Portaria para demarcação e uso de terras indígenas gera polêmica
Nesta terça-feira, a Advocacia-Geral da União (AGU) publicou a Portaria 303/2012, que regulamenta a atuação de advogados e procuradores em processos judiciais que envolvem áreas indígenas em todo o País - três anos depois do julgamento do Supremo Tribunal Federal (STF) que homologou a demarcação em área contínua da Terra Indígena (TI) Raposa Serra do Sol. A nova portaria coloca em vigor as 19 normas, definidas pelo STF na época do julgamento, para demarcação e direito de uso de terras indígenas.
A medida foi criticada por organizações socioambientalistas e de defesa dos direitos dos índios, que temem o acirramento de conflitos agrários e retrocessos para comunidades indígenas. A proibição da ampliação de terras indígenas já demarcadas e a garantia de participação de Estados e municípios em toda as etapas do processo de demarcação estão entre os pontos mais polêmicos da portaria.

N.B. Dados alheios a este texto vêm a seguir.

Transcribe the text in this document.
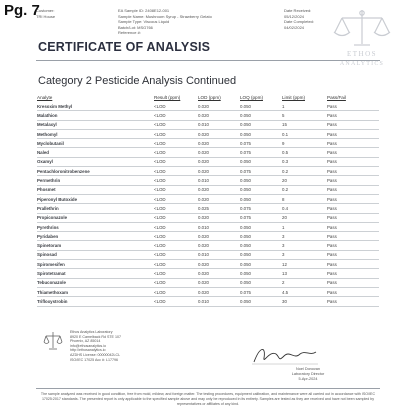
Pg. 7
Customer:
TRI House
EA Sample ID: 2408E12-001
Sample Name: Mushroom Syrup - Strawberry Gelato
Sample Type: Viscous Liquid
Batch/Lot: MSG766
Reference #:
Date Received:
05/12/2024
Date Completed:
04/02/2024
ETHOS
ANALYTICS
CERTIFICATE OF ANALYSIS
Category 2 Pesticide Analysis Continued
Analyte	Result (ppm)	LOD (ppm)	LOQ (ppm)	Limit (ppm)	Pass/Fail
Kresoxim Methyl	<LOD	0.020	0.050	1	Pass
Malathion	<LOD	0.020	0.050	5	Pass
Metalaxyl	<LOD	0.010	0.050	15	Pass
Methomyl	<LOD	0.020	0.050	0.1	Pass
Myclobutanil	<LOD	0.020	0.075	9	Pass
Naled	<LOD	0.020	0.075	0.5	Pass
Oxamyl	<LOD	0.020	0.050	0.3	Pass
Pentachloronitrobenzene	<LOD	0.020	0.075	0.2	Pass
Permethrin	<LOD	0.010	0.050	20	Pass
Phosmet	<LOD	0.020	0.050	0.2	Pass
Piperonyl Butoxide	<LOD	0.020	0.050	8	Pass
Prallethrin	<LOD	0.025	0.075	0.4	Pass
Propiconazole	<LOD	0.020	0.075	20	Pass
Pyrethrins	<LOD	0.010	0.050	1	Pass
Pyridaben	<LOD	0.020	0.050	3	Pass
Spinetoram	<LOD	0.020	0.050	3	Pass
Spinosad	<LOD	0.010	0.050	3	Pass
Spiromesifen	<LOD	0.020	0.050	12	Pass
Spirotetramat	<LOD	0.020	0.050	13	Pass
Tebuconazole	<LOD	0.020	0.050	2	Pass
Thiamethoxam	<LOD	0.020	0.075	4.5	Pass
Trifloxystrobin	<LOD	0.010	0.050	30	Pass
Ethos Analytics Laboratory
8920 E Camelback Rd STE 107
Phoenix, AZ 85014
info@ethosanalytics.io
http://ethosanalytics.io
AZDHS License: 00000042LCL
ISO/IEC 17025 Acc #: L17796
Noel Donovan
Laboratory Director
5-Apr-2024
The sample analyzed was received in good condition, free from mold, mildew, and foreign matter. The testing procedures, equipment calibration, and maintenance were all carried out in accordance with ISO/IEC 17025:2017 standards. The presented report is only applicable to the specified sample above and may only be reproduced in its entirety. Samples are tested as they are received and have not been sampled by representatives or affiliates of any kind.
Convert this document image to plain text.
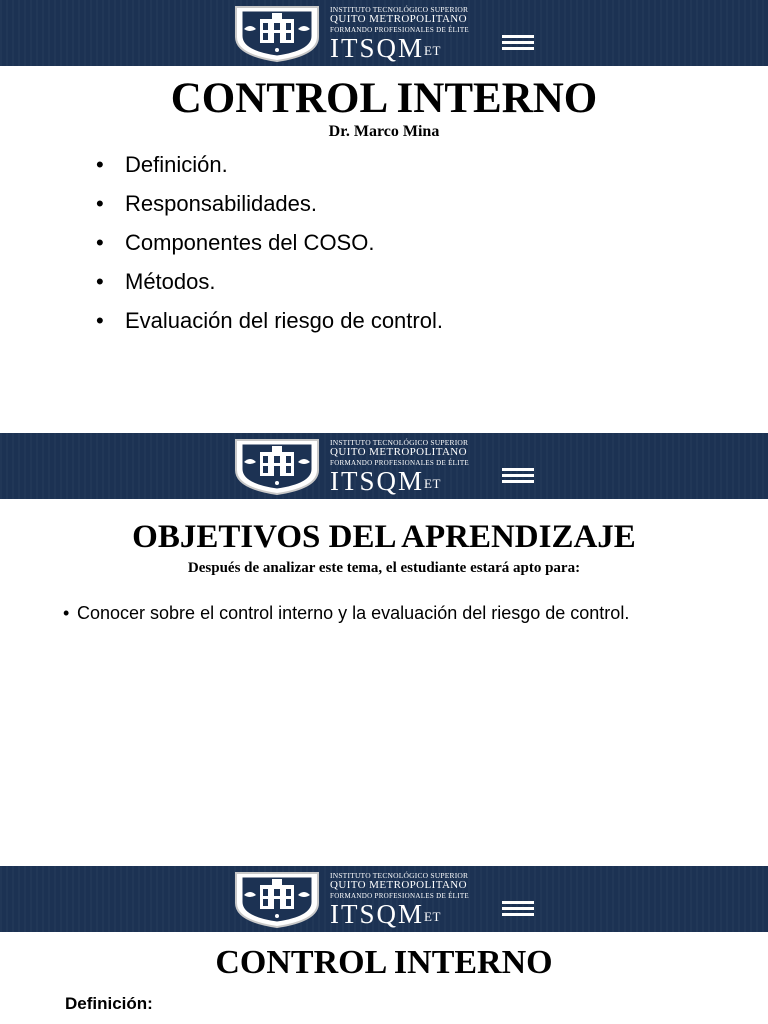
INSTITUTO TECNOLÓGICO SUPERIOR
QUITO METROPOLITANO
FORMANDO PROFESIONALES DE ÉLITE
ITSQMET
CONTROL INTERNO
Dr. Marco Mina
• Definición.
• Responsabilidades.
• Componentes del COSO.
• Métodos.
• Evaluación del riesgo de control.
INSTITUTO TECNOLÓGICO SUPERIOR
QUITO METROPOLITANO
FORMANDO PROFESIONALES DE ÉLITE
ITSQMET
OBJETIVOS DEL APRENDIZAJE
Después de analizar este tema, el estudiante estará apto para:
• Conocer sobre el control interno y la evaluación del riesgo de control.
INSTITUTO TECNOLÓGICO SUPERIOR
QUITO METROPOLITANO
FORMANDO PROFESIONALES DE ÉLITE
ITSQMET
CONTROL INTERNO
Definición:
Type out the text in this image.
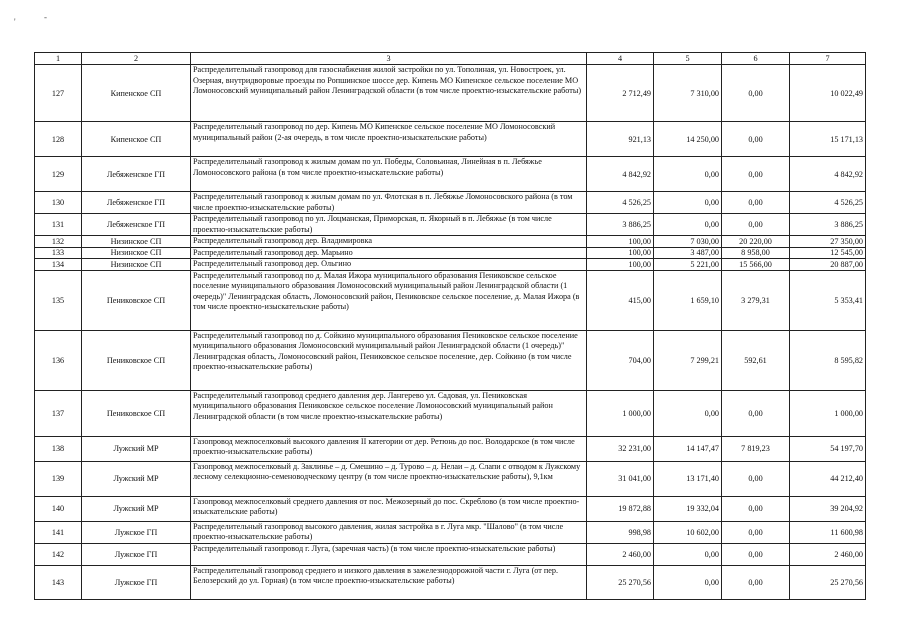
'	-
1	2	3	4	5	6	7
127	Кипенское СП	Распределительный газопровод для газоснабжения жилой застройки по ул. Тополиная, ул. Новостроек, ул. Озерная, внутридворовые проезды по Ропшинское шоссе дер. Кипень МО Кипенское сельское поселение МО Ломоносовский муниципальный район Ленинградской области (в том числе проектно-изыскательские работы)	2 712,49	7 310,00	0,00	10 022,49
128	Кипенское СП	Распределительный газопровод по дер. Кипень МО Кипенское сельское поселение МО Ломоносовский муниципальный район (2-ая очередь, в том числе проектно-изыскательские работы)	921,13	14 250,00	0,00	15 171,13
129	Лебяженское ГП	Распределительный газопровод к жилым домам по ул. Победы, Соловьиная, Линейная в п. Лебяжье Ломоносовского района (в том числе проектно-изыскательские работы)	4 842,92	0,00	0,00	4 842,92
130	Лебяженское ГП	Распределительный газопровод к жилым домам по ул. Флотская в п. Лебяжье Ломоносовского района (в том числе проектно-изыскательские работы)	4 526,25	0,00	0,00	4 526,25
131	Лебяженское ГП	Распределительный газопровод по ул. Лоцманская, Приморская, п. Якорный в п. Лебяжье (в том числе проектно-изыскательские работы)	3 886,25	0,00	0,00	3 886,25
132	Низинское СП	Распределительный газопровод дер. Владимировка	100,00	7 030,00	20 220,00	27 350,00
133	Низинское СП	Распределительный газопровод дер. Марьино	100,00	3 487,00	8 958,00	12 545,00
134	Низинское СП	Распределительный газопровод дер. Ольгино	100,00	5 221,00	15 566,00	20 887,00
135	Пениковское СП	Распределительный газопровод по д. Малая Ижора муниципального образования Пениковское сельское поселение муниципального образования Ломоносовский муниципальный район Ленинградской области (1 очередь)" Ленинградская область, Ломоносовский район, Пениковское сельское поселение, д. Малая Ижора (в том числе проектно-изыскательские работы)	415,00	1 659,10	3 279,31	5 353,41
136	Пениковское СП	Распределительный газопровод по д. Сойкино муниципального образования Пениковское сельское поселение муниципального образования Ломоносовский муниципальный район Ленинградской области (1 очередь)" Ленинградская область, Ломоносовский район, Пениковское сельское поселение, дер. Сойкино (в том числе проектно-изыскательские работы)	704,00	7 299,21	592,61	8 595,82
137	Пениковское СП	Распределительный газопровод среднего давления дер. Лангерево ул. Садовая, ул. Пениковская муниципального образования Пениковское сельское поселение Ломоносовский муниципальный район Ленинградской области (в том числе проектно-изыскательские работы)	1 000,00	0,00	0,00	1 000,00
138	Лужский МР	Газопровод межпоселковый высокого давления II категории от дер. Ретюнь до пос. Володарское (в том числе проектно-изыскательские работы)	32 231,00	14 147,47	7 819,23	54 197,70
139	Лужский МР	Газопровод межпоселковый д. Заклинье – д. Смешино – д. Турово – д. Нелаи – д. Слапи с отводом к Лужскому лесному селекционно-семеноводческому центру (в том числе проектно-изыскательские работы), 9,1км	31 041,00	13 171,40	0,00	44 212,40
140	Лужский МР	Газопровод межпоселковый среднего давления от пос. Межозерный до пос. Скреблово (в том числе проектно-изыскательские работы)	19 872,88	19 332,04	0,00	39 204,92
141	Лужское ГП	Распределительный газопровод высокого давления, жилая застройка в г. Луга мкр. "Шалово" (в том числе проектно-изыскательские работы)	998,98	10 602,00	0,00	11 600,98
142	Лужское ГП	Распределительный газопровод г. Луга, (заречная часть) (в том числе проектно-изыскательские работы)	2 460,00	0,00	0,00	2 460,00
143	Лужское ГП	Распределительный газопровод среднего и низкого давления в зажелезнодорожной части г. Луга (от пер. Белозерский до ул. Горная) (в том числе проектно-изыскательские работы)	25 270,56	0,00	0,00	25 270,56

Segundo o advogado-geral da União, Luís Inácio Adams, não se trata da criação de novas regras, somente a regulamentação para orientar órgãos da AGU a atuarem conforme o que foi estabelecido pelo STF em 2009. "A portaria é necessária para que exista segurança jurídica desses processos. Estou acatando e não criando normas, apenas apropriando uma jurisprudência que o STF entendeu ser geral, para todas as terras indígenas. Não é uma súmula vinculante, mas estabeleceu uma jurisprudência geral", explicou Adams.
A comercialização ou arrendamento de qualquer parte de território indígena que possa limitar o pleno exercício do usufruto e da posse direta pelas comunidades às quais se destina estão probidos, assim como o garimpo, a mineração e o aproveitamento hídrico das terras por parte dos próprios índios. Eles também não podem cobrar qualquer taxa extra ou fazer exigências para utilização de estradas, linhas de transmissão e outros equipamentos de serviço público que estejam dentro das áreas demarcadas.
Para o secretário adjunto do Conselho Indigenista Missionário (Cimi), Saulo Feitosa, o documento da AGU restringe a autonomia dos povos indígenas em seus territórios, além de gerar insegurança jurídica, já que mesmo áreas já homologadas estarão sujeitas a questionamentos na Justiça. "É uma irresponsabilidade propor algo do tipo. Estamos prevendo uma enxurrada de ações judiciais movida por particulares, estados e municípios", opinou Feitosa.
A portaria deverá orientar a atuação da União em todos os processos jurídicos envolvendo conflitos pelas áreas de terras indígenas. Conforme Adams, os territórios já homologados não serão prejudicados.
Segundo o Instituto Sociambiental (ISA), a impossibilidade de ampliação de terras já demarcadas é o ponto mais crítico da medida, porque pode inviabilizar demandas como a da etnia Guarani-Kaiowá, que há anos disputa áreas com produtores rurais em Mato Grosso do Sul. "São muitas as TIs demarcadas, sobretudo no centro-sul do País, que demandam revisão de limites por não corresponder a toda a área de ocupação tradicional e não ter o tamanho suficiente para garantir a sobrevivência das comunidades indígenas. O caso dos Guarani-Kaiowá no Mato Grosso do Sul é o mais exemplar e dramático", criticou a entidade através de um comunicado.
De acordo com Adams, em casos como esse a União poderá decidir pela desapropriação de novas áreas e destiná-las às comunidades indígenas, sem rever a demarcação original. "A decisão do STF é clara, a revisão não pode acontecer. O que não impede que a administração pública desaproprie outras áreas por interesse público e alargue essas terras para as comunidades", adiantou.
A portaria ainda confirma o entendimento do STF de que os direitos dos índios sobre as terras não podem ser sobrepostos aos interesses da política de defesa nacional, portanto fica garantida a entrada e instalação de bases, unidades e postos militares dentro de reservas. A expansão de malha viária, a exploração de alternativas de geração de energia e de "riquezas de cunho estratégico para o País" também não dependerão de consentimento dos índios que vivem nas TIs afetadas, de acordo com as regras publicadas.